ソラコムは今回、SORACOM Agentに加えて、その周辺を支えるサービスも発表している。IoT機器が収集した音声を、音声AIやコールセンターとPBXなどを通じて連携できるようにする「SORACOM Air RTC Gateway」、IoT機器の出荷後も通信プロファイルを遠隔から管理できる「SORACOM Connectivity Hypervisor」、コネクテッドカー向けの「SORACOM Automotive Suite」などである。今回の発表を通じて、SORACOM Agentを含めた各種のサービスは、AIがリアル社会とつながるためのインタフェースを整備する役割を担っていると感じさせられた。

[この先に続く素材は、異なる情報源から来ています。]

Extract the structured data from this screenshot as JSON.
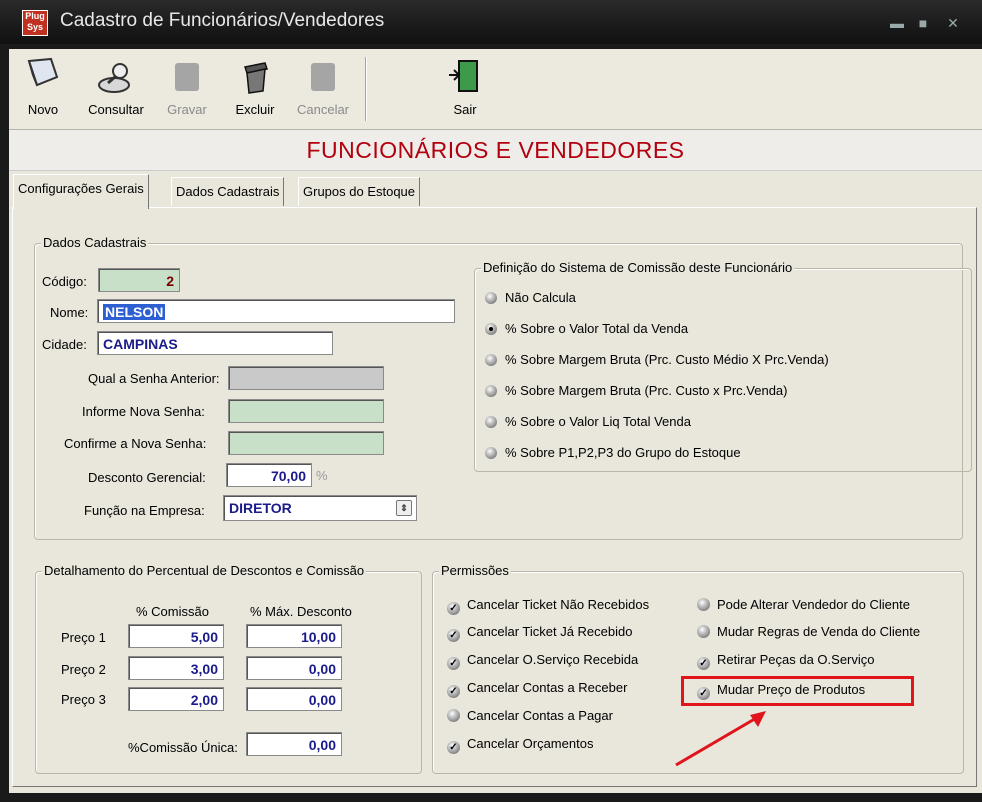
{
  "window": {
    "title": "Cadastro de Funcionários/Vendedores",
    "app_icon_text": "Plug Sys"
  },
  "toolbar": {
    "novo": "Novo",
    "consultar": "Consultar",
    "gravar": "Gravar",
    "excluir": "Excluir",
    "cancelar": "Cancelar",
    "sair": "Sair"
  },
  "heading": "FUNCIONÁRIOS E VENDEDORES",
  "tabs": [
    "Configurações Gerais",
    "Dados Cadastrais",
    "Grupos do Estoque"
  ],
  "dados": {
    "group_label": "Dados Cadastrais",
    "codigo_label": "Código:",
    "codigo_value": "2",
    "nome_label": "Nome:",
    "nome_value": "NELSON",
    "cidade_label": "Cidade:",
    "cidade_value": "CAMPINAS",
    "senha_anterior_label": "Qual a Senha Anterior:",
    "nova_senha_label": "Informe Nova Senha:",
    "confirme_label": "Confirme a Nova Senha:",
    "desconto_label": "Desconto Gerencial:",
    "desconto_value": "70,00",
    "desconto_unit": "%",
    "funcao_label": "Função na Empresa:",
    "funcao_value": "DIRETOR"
  },
  "comissao_sistema": {
    "group_label": "Definição do Sistema de Comissão deste Funcionário",
    "options": [
      "Não Calcula",
      "% Sobre o Valor Total da Venda",
      "% Sobre Margem Bruta (Prc. Custo Médio X Prc.Venda)",
      "% Sobre Margem Bruta (Prc. Custo x Prc.Venda)",
      "% Sobre o Valor Liq Total Venda",
      "% Sobre P1,P2,P3 do Grupo do Estoque"
    ],
    "selected_index": 1
  },
  "detalhamento": {
    "group_label": "Detalhamento do Percentual de Descontos e Comissão",
    "col_comissao": "% Comissão",
    "col_desconto": "% Máx. Desconto",
    "rows": [
      {
        "label": "Preço 1",
        "comissao": "5,00",
        "desconto": "10,00"
      },
      {
        "label": "Preço 2",
        "comissao": "3,00",
        "desconto": "0,00"
      },
      {
        "label": "Preço 3",
        "comissao": "2,00",
        "desconto": "0,00"
      }
    ],
    "unica_label": "%Comissão Única:",
    "unica_value": "0,00"
  },
  "permissoes": {
    "group_label": "Permissões",
    "left": [
      {
        "label": "Cancelar Ticket Não Recebidos",
        "checked": true
      },
      {
        "label": "Cancelar Ticket Já Recebido",
        "checked": true
      },
      {
        "label": "Cancelar O.Serviço Recebida",
        "checked": true
      },
      {
        "label": "Cancelar Contas a Receber",
        "checked": true
      },
      {
        "label": "Cancelar Contas a Pagar",
        "checked": false
      },
      {
        "label": "Cancelar Orçamentos",
        "checked": true
      }
    ],
    "right": [
      {
        "label": "Pode Alterar Vendedor do Cliente",
        "checked": false
      },
      {
        "label": "Mudar Regras de Venda do Cliente",
        "checked": false
      },
      {
        "label": "Retirar Peças da O.Serviço",
        "checked": true
      },
      {
        "label": "Mudar Preço de Produtos",
        "checked": true
      }
    ]
  },
  "colors": {
    "heading": "#b2000f",
    "highlight": "#e0141b",
    "field_green": "#c8dfc8"
  }
}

昨今はフィジカルAIというキーワードが話題に上ることが多くなった。ともすれば高度な人型ロボットをAIが制御して人間のような作業をすることを想定してしまいがちだが、実際のリアル社会の「現場」には多くの課題がある。「例えば、『箱罠IoTを作りたい』とSORACOM Agentに問いかけてもらえば、エージェントが必要な質問をして、箱罠の仕様からデバイスづくり、アプリ作りまで支援してくれる」と玉川氏は説明する。設備やセンサー、カメラなど、既に現場に存在する機器とAIを結び付けることが、フィジカルAI実現の現実的な第一歩になっていきそうだ。